From the Executive Director

Warren Hoffman

Complicating Patriarchy

When I was a child, we had a medium-sized ceramic figurine of a rabbi in our house. Old and wizened, sporting a long grey beard and dark robes, he looked appropriately pious. And as a young boy who was still learning about Judaism via synagogue services, Sunday school, and rudimentary Hebrew classes, in my mind the figurine was, despite clear prohibitions against idolatry, my concept of what God looked like.

God as father. God as judge. God as powerful. God as man. While I knew intellectually that God wasn’t really an old man in the sky, the fact that biblical and other narratives typically gender and reinforce God as male (George Burns in the movie Oh, God! Anyone? Anyone?) led to this conclusion for me. Judaism—and it is clearly not unique among religions in this regard—is a rather androcentric and yes, patriarchal religion.
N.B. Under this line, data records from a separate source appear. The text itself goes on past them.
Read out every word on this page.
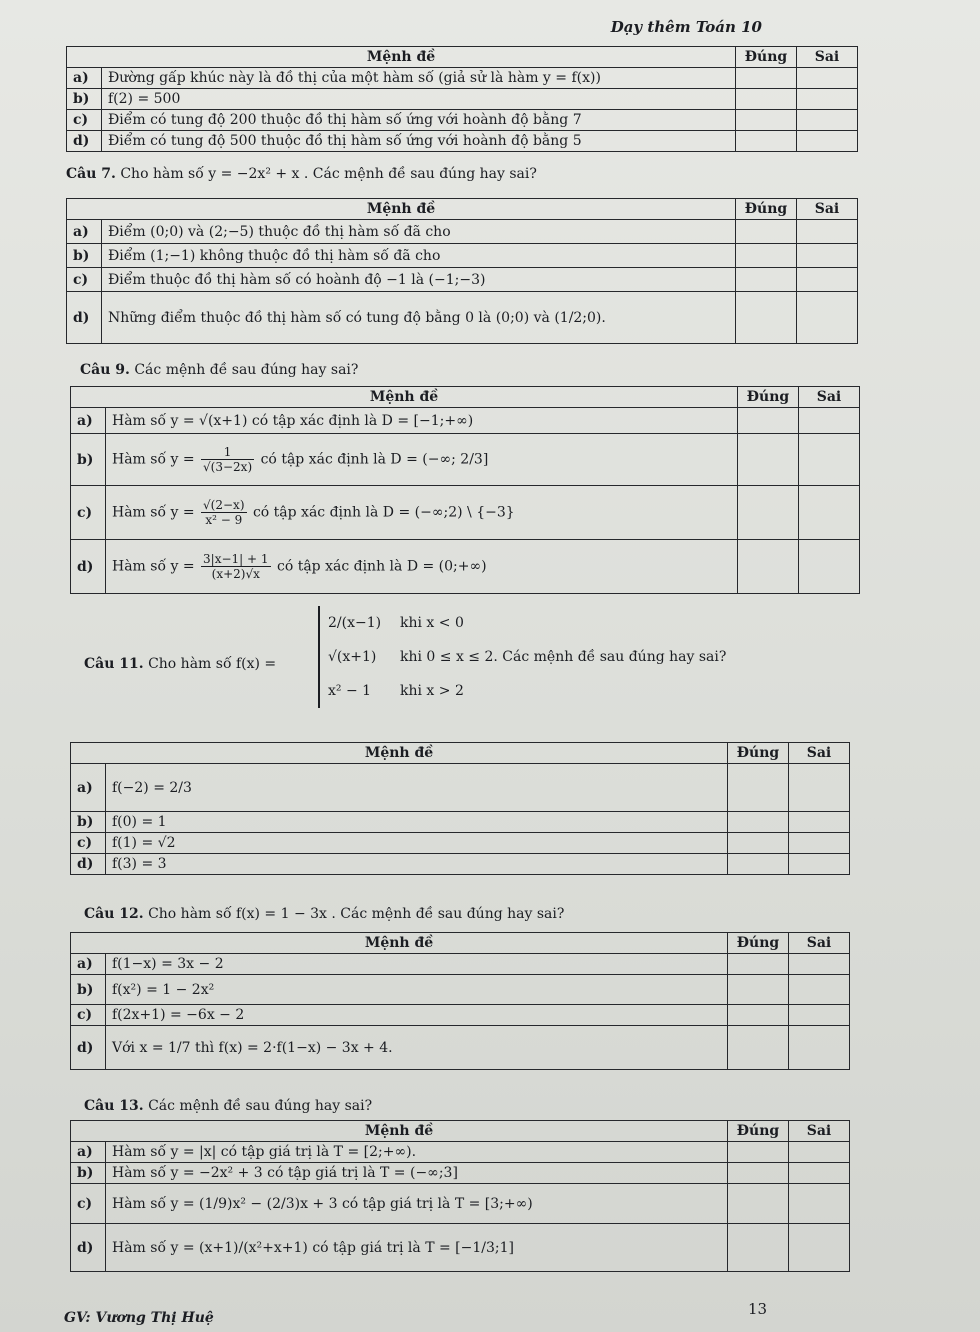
Dạy thêm Toán 10
Mệnh đề		Đúng	Sai
a)	Đường gấp khúc này là đồ thị của một hàm số (giả sử là hàm y = f(x))		
b)	f(2) = 500		
c)	Điểm có tung độ 200 thuộc đồ thị hàm số ứng với hoành độ bằng 7		
d)	Điểm có tung độ 500 thuộc đồ thị hàm số ứng với hoành độ bằng 5		
Câu 7. Cho hàm số y = −2x² + x . Các mệnh đề sau đúng hay sai?
Mệnh đề		Đúng	Sai
a)	Điểm (0;0) và (2;−5) thuộc đồ thị hàm số đã cho		
b)	Điểm (1;−1) không thuộc đồ thị hàm số đã cho		
c)	Điểm thuộc đồ thị hàm số có hoành độ −1 là (−1;−3)		
d)	Những điểm thuộc đồ thị hàm số có tung độ bằng 0 là (0;0) và (1/2;0).		
Câu 9. Các mệnh đề sau đúng hay sai?
Mệnh đề		Đúng	Sai
a)	Hàm số y = √(x+1) có tập xác định là D = [−1;+∞)		
b)	Hàm số $y = \frac{1}{√(3-2x)}$ có tập xác định là D = (−∞; 2/3]		
c)	Hàm số $y = \frac{√(2-x)}{\text{x² − 9}}$ có tập xác định là D = (−∞;2) \ {−3}		
d)	Hàm số $y = \frac{3|x-1| + 1}{(x+2)√x}$ có tập xác định là D = (0;+∞)		
Câu 11. Cho hàm số f(x) =
2/(x−1)	khi x < 0
√(x+1)	khi 0 ≤ x ≤ 2 . Các mệnh đề sau đúng hay sai?
x² − 1	khi x > 2
Mệnh đề		Đúng	Sai
a)	f(−2) = 2/3		
b)	f(0) = 1		
c)	f(1) = √2		
d)	f(3) = 3		
Câu 12. Cho hàm số f(x) = 1 − 3x . Các mệnh đề sau đúng hay sai?
Mệnh đề		Đúng	Sai
a)	f(1−x) = 3x − 2		
b)	f(x²) = 1 − 2x²		
c)	f(2x+1) = −6x − 2		
d)	Với x = 1/7 thì f(x) = 2·f(1−x) − 3x + 4.		
Câu 13. Các mệnh đề sau đúng hay sai?
Mệnh đề		Đúng	Sai
a)	Hàm số y = |x| có tập giá trị là T = [2;+∞).		
b)	Hàm số y = −2x² + 3 có tập giá trị là T = (−∞;3]		
c)	Hàm số y = (1/9)x² − (2/3)x + 3 có tập giá trị là T = [3;+∞)		
d)	Hàm số y = (x+1)/(x²+x+1) có tập giá trị là T = [−1/3;1]		
GV: Vương Thị Huệ	13
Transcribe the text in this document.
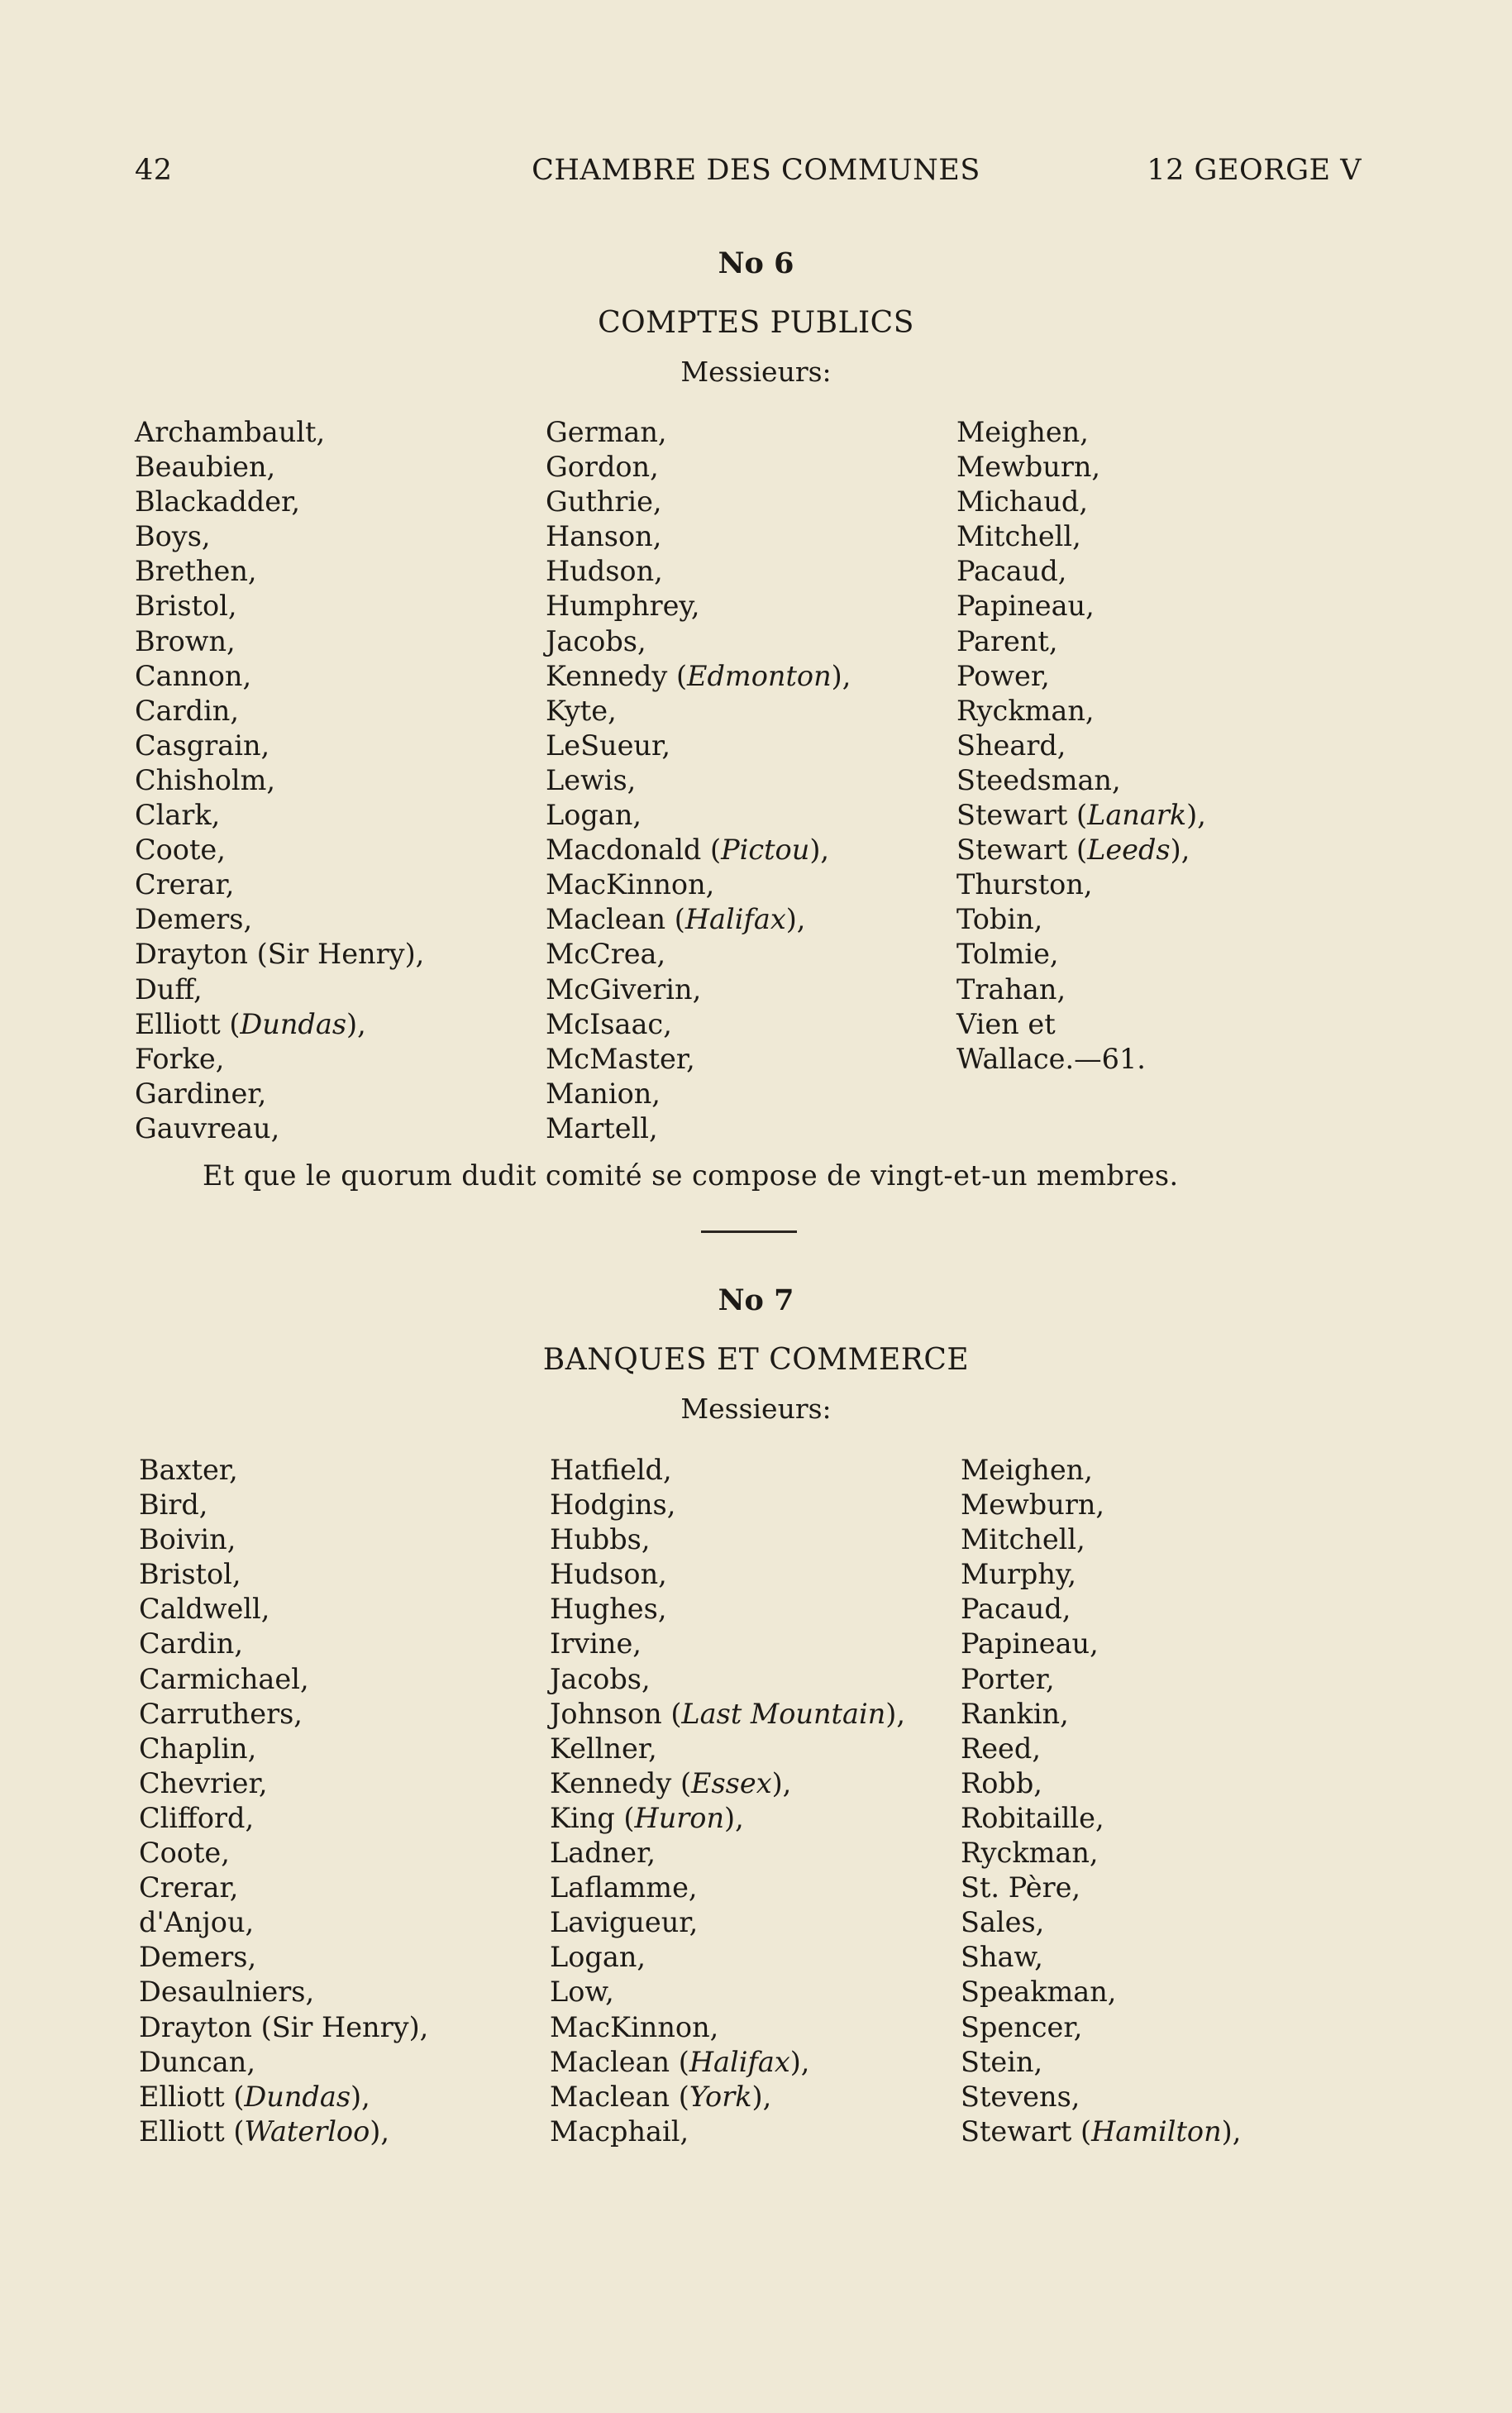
42	CHAMBRE DES COMMUNES	12 GEORGE V
No 6
COMPTES PUBLICS
Messieurs:
Archambault,
Beaubien,
Blackadder,
Boys,
Brethen,
Bristol,
Brown,
Cannon,
Cardin,
Casgrain,
Chisholm,
Clark,
Coote,
Crerar,
Demers,
Drayton (Sir Henry),
Duff,
Elliott (Dundas),
Forke,
Gardiner,
Gauvreau,
German,
Gordon,
Guthrie,
Hanson,
Hudson,
Humphrey,
Jacobs,
Kennedy (Edmonton),
Kyte,
LeSueur,
Lewis,
Logan,
Macdonald (Pictou),
MacKinnon,
Maclean (Halifax),
McCrea,
McGiverin,
McIsaac,
McMaster,
Manion,
Martell,
Meighen,
Mewburn,
Michaud,
Mitchell,
Pacaud,
Papineau,
Parent,
Power,
Ryckman,
Sheard,
Steedsman,
Stewart (Lanark),
Stewart (Leeds),
Thurston,
Tobin,
Tolmie,
Trahan,
Vien et
Wallace.—61.
Et que le quorum dudit comité se compose de vingt-et-un membres.
No 7
BANQUES ET COMMERCE
Messieurs:
Baxter,
Bird,
Boivin,
Bristol,
Caldwell,
Cardin,
Carmichael,
Carruthers,
Chaplin,
Chevrier,
Clifford,
Coote,
Crerar,
d'Anjou,
Demers,
Desaulniers,
Drayton (Sir Henry),
Duncan,
Elliott (Dundas),
Elliott (Waterloo),
Hatfield,
Hodgins,
Hubbs,
Hudson,
Hughes,
Irvine,
Jacobs,
Johnson (Last Mountain),
Kellner,
Kennedy (Essex),
King (Huron),
Ladner,
Laflamme,
Lavigueur,
Logan,
Low,
MacKinnon,
Maclean (Halifax),
Maclean (York),
Macphail,
Meighen,
Mewburn,
Mitchell,
Murphy,
Pacaud,
Papineau,
Porter,
Rankin,
Reed,
Robb,
Robitaille,
Ryckman,
St. Père,
Sales,
Shaw,
Speakman,
Spencer,
Stein,
Stevens,
Stewart (Hamilton),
And yet, while patriarchy is often conceived of and discussed as a binary system of oppressor and oppressed, male and female, father and mother, husband and wife, as some of the articles in this issue of Perspectives reveal and indeed as work by emerging scholars such as those in the AJS’s newly formed Gender and Sexuality Studies Group uncovers, gender, sexuality, and power are often multiple, nonbinary, and, I would argue, contextual categories.

Take, for example, the histories of Jewish masculinity by AJS members Sarah Imhoff,i Beth Wenger, and Daniel Boyarin,ii which have examined the ways in which the gender of Jewish men reads differently depending on the time period, country, or culture in which those individuals lived. Such men might still be patriarchs and women might still play a subservient role to them, but in a larger hierarchy, depending on the context, Jewish men may read as less powerful, even weak, compared to their non-Jewish counterparts. That observation isn’t meant to invalidate Jewish patriarchy or condone men’s inappropriate behavior toward women, but it does complicate the binary.

Along those lines, many recent theorists remind us that identities are intersectional. Consequently, how do we understand the role of patriarchy vis-à-vis gay men or transmen? Such individuals arguably occupy other strata of maleness and masculinity, which further challenges how we conceive of patriarchy. Some of these individuals might even find themselves to be the oppressed and oppressor at the same time.

All this is not to negate the notion that patriarchy has and continues to have detrimental, violent, and painful effects on many members of our community, as a number of the articles in this issue reveal. From unfair job discrimination to unwanted comments about appearance to sexual assault, patriarchy has a very real, very deeply felt impact on women. And for those of us who identify as “men,” and I put this category in scare quotes because it, like “women,” is a more fluid category than we often think, there is still work to be done to address inequality. Even those of us who identify as allies and feel we may be doing the “right thing” vis-à-vis gender equality may not realize the ways in which we may still be blind or even unconsciously supportive of institutionalized patriarchy, those systems that place and keep women on a lower rung than men. These are issues that the AJS’s leadership are thinking very seriously about and working to address. Is there gender diversity at the conference in panel makeup? In board composition? In committee makeup? While perfect equity has not always been achievable, it’s a goal to strive for.

Hopefully no matter what your gender or sexuality is, the articles in this issue will be thought provoking. You might identify with some of them as a victim, being reminded of something that happened to you; as a knowing (or unknowing) perpetrator; or as a bystander, watching on the sidelines, who has not yet spoken up to help change the system. The articles here are meant to stir reflection and awaken us to the ways in which the complicated and uneven systems of gender, sexuality, and power operate in this world. We have to make sure that AJS members are treated equally and fairly, with decency and respect, able to perform their work as scholars, teachers, and researchers without fear, anxiety, or threat, and until all that is fully achieved, we have work to do.

Warren Hoffman
Association for Jewish Studies


i Sarah Imhoff, Masculinity and the Making of American Judaism (Bloomington: Indiana University Press, 2017).

ii Daniel Boyarin, Unheroic Conduct: The Rise of Heterosexuality and the Invention of the Jewish Man (Berkeley: University of California Press, 1997).